The young Ivy League student wore a wide smile on her face and brandished a small plastic cup between her thumb and index finger. “I did it!” she joyfully exclaimed. At first I was confused. Sundays are grueling for me, as they are for many pastors. The whirlwind of worship that I so deeply enjoy begins with the alarm at 5:30 AM, continues through an hour of quiet meditation and prayer, followed by a brief spell with the band that we loosely refer to as “practice.” Videos, music, Word, and prayer typically make up our 9:15 worship gathering, a momentary respite, and then more music, Word, and so forth. Therefore, when I descend from the “pulpit” around 12:30 on Sunday afternoons my mind and body are always beginning to feel the effects of too much coffee, too little sleep, and the ebb of adrenaline that accompanies me throughout most gatherings slowly departing.
“Did what?” was my bumbling response to the smiling youth.
She repeated: “I did it,” and raised her plastic cup higher wiggling it back and forth.

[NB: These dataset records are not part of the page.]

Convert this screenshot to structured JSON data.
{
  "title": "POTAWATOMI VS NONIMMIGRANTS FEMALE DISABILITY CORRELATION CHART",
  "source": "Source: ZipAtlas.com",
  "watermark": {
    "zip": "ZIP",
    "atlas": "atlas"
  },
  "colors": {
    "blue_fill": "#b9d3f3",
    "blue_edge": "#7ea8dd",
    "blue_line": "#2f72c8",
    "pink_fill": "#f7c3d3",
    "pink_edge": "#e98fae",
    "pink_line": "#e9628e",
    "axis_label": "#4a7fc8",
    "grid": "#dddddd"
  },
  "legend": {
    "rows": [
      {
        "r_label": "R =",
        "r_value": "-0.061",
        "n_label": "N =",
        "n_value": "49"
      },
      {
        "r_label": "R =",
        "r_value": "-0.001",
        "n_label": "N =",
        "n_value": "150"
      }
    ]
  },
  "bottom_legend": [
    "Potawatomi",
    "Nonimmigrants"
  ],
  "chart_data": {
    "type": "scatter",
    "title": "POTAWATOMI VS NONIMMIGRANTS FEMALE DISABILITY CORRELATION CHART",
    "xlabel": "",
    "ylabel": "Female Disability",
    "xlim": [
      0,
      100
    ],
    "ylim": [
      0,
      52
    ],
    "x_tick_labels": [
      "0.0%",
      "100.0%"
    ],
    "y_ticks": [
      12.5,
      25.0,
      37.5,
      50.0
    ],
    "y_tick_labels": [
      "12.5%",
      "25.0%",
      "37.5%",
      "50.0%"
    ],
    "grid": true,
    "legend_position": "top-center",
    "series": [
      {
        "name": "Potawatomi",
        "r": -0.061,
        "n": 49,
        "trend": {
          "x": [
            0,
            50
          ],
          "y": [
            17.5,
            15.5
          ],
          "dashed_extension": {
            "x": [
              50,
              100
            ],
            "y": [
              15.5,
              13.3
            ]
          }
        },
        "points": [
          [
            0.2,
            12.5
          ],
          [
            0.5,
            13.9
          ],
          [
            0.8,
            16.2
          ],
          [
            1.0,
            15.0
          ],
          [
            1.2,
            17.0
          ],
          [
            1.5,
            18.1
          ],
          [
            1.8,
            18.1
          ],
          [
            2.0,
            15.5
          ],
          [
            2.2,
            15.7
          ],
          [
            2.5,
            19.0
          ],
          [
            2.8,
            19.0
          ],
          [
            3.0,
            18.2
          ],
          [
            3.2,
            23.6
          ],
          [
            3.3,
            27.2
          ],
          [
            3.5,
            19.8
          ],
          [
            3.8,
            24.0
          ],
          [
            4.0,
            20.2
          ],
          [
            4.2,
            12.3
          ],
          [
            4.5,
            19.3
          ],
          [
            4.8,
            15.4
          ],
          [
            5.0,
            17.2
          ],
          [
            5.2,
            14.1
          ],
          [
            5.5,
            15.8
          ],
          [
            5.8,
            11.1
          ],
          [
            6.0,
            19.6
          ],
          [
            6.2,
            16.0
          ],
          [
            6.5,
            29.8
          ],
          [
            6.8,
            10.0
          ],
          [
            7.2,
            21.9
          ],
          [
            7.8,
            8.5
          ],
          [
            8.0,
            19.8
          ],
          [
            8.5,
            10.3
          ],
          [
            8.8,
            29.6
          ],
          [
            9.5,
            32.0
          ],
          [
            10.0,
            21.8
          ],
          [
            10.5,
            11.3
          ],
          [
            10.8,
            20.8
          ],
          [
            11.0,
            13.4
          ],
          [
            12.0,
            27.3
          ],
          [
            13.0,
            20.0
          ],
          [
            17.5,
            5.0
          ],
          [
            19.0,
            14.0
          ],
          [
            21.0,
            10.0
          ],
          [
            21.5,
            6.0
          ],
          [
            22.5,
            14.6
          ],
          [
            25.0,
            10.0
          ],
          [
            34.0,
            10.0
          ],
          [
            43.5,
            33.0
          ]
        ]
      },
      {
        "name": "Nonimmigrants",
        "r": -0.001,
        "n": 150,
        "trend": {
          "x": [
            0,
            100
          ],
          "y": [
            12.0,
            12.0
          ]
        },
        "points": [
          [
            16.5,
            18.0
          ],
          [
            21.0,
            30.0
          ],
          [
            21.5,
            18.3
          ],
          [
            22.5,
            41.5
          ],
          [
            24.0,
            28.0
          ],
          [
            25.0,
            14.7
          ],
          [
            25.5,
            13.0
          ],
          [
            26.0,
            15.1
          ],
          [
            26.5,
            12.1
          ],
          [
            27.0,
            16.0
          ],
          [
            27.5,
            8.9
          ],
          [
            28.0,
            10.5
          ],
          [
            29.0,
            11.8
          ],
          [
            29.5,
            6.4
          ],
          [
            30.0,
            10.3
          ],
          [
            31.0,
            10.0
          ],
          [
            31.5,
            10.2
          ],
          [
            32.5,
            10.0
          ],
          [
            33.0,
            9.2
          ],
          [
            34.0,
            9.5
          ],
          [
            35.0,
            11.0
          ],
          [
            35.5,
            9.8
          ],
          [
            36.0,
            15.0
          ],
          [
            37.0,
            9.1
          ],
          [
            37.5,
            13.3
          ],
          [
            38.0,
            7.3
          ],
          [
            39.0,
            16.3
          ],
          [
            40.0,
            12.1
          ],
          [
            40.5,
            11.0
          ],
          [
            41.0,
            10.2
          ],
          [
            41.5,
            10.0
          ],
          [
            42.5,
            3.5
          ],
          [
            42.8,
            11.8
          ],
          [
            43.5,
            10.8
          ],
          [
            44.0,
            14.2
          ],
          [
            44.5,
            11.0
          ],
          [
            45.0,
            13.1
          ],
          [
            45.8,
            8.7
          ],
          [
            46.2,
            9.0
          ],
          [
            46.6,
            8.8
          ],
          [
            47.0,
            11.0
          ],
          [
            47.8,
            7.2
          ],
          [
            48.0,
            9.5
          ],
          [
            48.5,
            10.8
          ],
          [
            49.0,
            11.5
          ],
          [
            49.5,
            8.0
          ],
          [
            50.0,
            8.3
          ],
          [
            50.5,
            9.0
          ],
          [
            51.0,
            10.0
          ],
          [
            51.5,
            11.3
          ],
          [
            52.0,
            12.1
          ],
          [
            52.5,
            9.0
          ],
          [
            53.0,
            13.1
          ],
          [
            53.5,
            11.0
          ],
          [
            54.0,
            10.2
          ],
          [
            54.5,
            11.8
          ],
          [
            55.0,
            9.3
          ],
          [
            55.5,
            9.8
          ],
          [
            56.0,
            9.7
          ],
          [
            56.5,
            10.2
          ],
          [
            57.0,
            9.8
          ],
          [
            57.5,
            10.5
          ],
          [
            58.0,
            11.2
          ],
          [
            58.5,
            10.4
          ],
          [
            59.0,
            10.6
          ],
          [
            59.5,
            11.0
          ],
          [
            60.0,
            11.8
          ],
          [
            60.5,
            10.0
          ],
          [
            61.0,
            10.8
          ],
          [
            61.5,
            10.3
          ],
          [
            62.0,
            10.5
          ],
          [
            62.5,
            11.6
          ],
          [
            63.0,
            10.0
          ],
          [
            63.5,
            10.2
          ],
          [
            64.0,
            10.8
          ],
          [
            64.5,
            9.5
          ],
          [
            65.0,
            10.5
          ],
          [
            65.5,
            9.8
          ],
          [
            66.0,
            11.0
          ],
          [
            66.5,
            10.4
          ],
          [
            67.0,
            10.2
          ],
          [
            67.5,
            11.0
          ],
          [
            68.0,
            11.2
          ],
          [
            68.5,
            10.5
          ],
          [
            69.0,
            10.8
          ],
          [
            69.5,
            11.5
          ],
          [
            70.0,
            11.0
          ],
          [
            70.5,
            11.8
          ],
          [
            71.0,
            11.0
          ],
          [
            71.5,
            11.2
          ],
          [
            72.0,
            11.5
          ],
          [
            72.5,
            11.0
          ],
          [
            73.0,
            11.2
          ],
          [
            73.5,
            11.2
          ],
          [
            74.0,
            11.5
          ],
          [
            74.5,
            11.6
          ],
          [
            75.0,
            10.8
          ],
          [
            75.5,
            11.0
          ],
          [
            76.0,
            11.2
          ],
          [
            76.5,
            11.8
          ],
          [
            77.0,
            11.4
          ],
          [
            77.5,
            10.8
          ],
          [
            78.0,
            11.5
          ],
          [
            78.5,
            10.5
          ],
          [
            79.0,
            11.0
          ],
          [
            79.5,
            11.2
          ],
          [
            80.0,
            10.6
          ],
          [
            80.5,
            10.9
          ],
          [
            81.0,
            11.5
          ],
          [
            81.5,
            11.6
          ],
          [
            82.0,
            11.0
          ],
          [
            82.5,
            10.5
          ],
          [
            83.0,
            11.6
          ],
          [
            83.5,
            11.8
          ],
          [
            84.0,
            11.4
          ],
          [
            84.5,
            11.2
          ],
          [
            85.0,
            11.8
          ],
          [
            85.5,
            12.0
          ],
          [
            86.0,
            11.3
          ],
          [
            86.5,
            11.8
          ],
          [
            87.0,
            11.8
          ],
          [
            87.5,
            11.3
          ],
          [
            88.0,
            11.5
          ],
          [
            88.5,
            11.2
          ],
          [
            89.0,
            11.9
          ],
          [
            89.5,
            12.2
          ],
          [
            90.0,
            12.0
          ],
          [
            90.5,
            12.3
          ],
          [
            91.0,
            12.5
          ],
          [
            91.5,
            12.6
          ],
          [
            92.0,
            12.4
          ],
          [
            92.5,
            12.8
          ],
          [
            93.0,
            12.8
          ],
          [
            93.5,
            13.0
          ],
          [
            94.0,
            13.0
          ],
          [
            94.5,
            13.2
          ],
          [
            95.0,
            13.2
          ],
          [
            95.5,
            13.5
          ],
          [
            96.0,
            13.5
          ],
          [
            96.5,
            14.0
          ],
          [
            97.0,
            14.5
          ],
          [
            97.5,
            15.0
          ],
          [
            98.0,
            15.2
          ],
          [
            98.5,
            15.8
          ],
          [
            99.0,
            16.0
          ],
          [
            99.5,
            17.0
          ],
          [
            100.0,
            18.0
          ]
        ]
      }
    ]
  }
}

It struck me, albeit gradually at first.. This young lady had been invited to BLDG 28 a couple of months before. She had sat in our student group, listening with rapt attention. That first evening she had posited her first query to me: “Why would anyone want to become a Christian?” I had tried to take my time, rely on the Word, and answer her questions as succinctly as possible. I’m sure I had plenty of blunders but she was gracious and hungry for truth and God seemed to use the words I muttered.
Over the weeks that followed this young lady began devouring resources I recommended, soaking up Scripture, and bringing question after question to myself or others within BLDG 28. She was invited into a home group, where, surrounded by believers, she experienced community and witnessed raw Christianity on display. Her coming to me following our second gathering this past Sunday morning was a colossal step. It was her way of declaring with joy that she had been roped in by Jesus and her life was forever altered by the absurdity of grace. I was ecstatic over her pronouncement of spiritual amnesty. I smiled with her, hugged her back, and welcomed her thanks.
Two days have passed since that young lady expressed her faith in Christ. As the hours have ticked by a deeper sense of awe has settled upon my soul. You see, if I had to spiritually define myself I suppose I would say that I am a recovering legalist, professing faith in sovereign grace alone as the catalyst and crux of salvation, yet failing at times to actually see and appreciate that miracle of grace. In all the rhetoric I, like many other of my Reformed brothers, exchange the veracity for the verbiage. I read a quote today by Augustine. The church father remarked: “Miracles are not in contradiction to nature. They are only in contradiction with what we know of nature.” This is incredibly true, particularly in regards to salvation. Yet, we can so intellectualize and compartmentalize truth that the objectivity of it displaces – at least in our warped minds – the subjective movement of the Spirit. In other words, we have everything so figured out (or at least we like to pretend that we do) that while we embrace the theoretical reality of the miracle of salvation, we can, at times, overlook it in practicality.
The awe that has been building within me, is an awe birthed by the simplicity that I learned in second grade Sunday school. God saves sinners by His Holy Spirit, in the blood of His Holy Son, through the proclamation of His Holy Word. Or, as Paul would put it: “God was pleased through the foolishness of what was preached to save those who believe” (1 Corinthians 1:21). I understand and fully champion the truth that the Sovereign has an elect bride that He has chosen, redeemed, and called to salvation. None but that bride will be saved. However, I also understand that God only saves folks through the faithful proclamation of the Gospel of Jesus. That proclamation does not have to be polished; nor does it have to be intellectually astounding. We open our fretting, maladroit mouths and declare Jesus dying, rising, and triumphant, and the Spirit takes those words and awakens souls to see and savor the beauty of Christ.
This week we celebrate a young women saved. Saved because God the Father wanted it so. Saved because Jesus died and lived again for her. Saved because the Spirit took the Gospel and with it woke her up. Saved because the church purposed to be the church for the glory of God and the good of others. Let’s continue pressing forward to herald this good news, and then stand in wonder as God uses the rambling of idiots – myself included – to transform sinners into saints.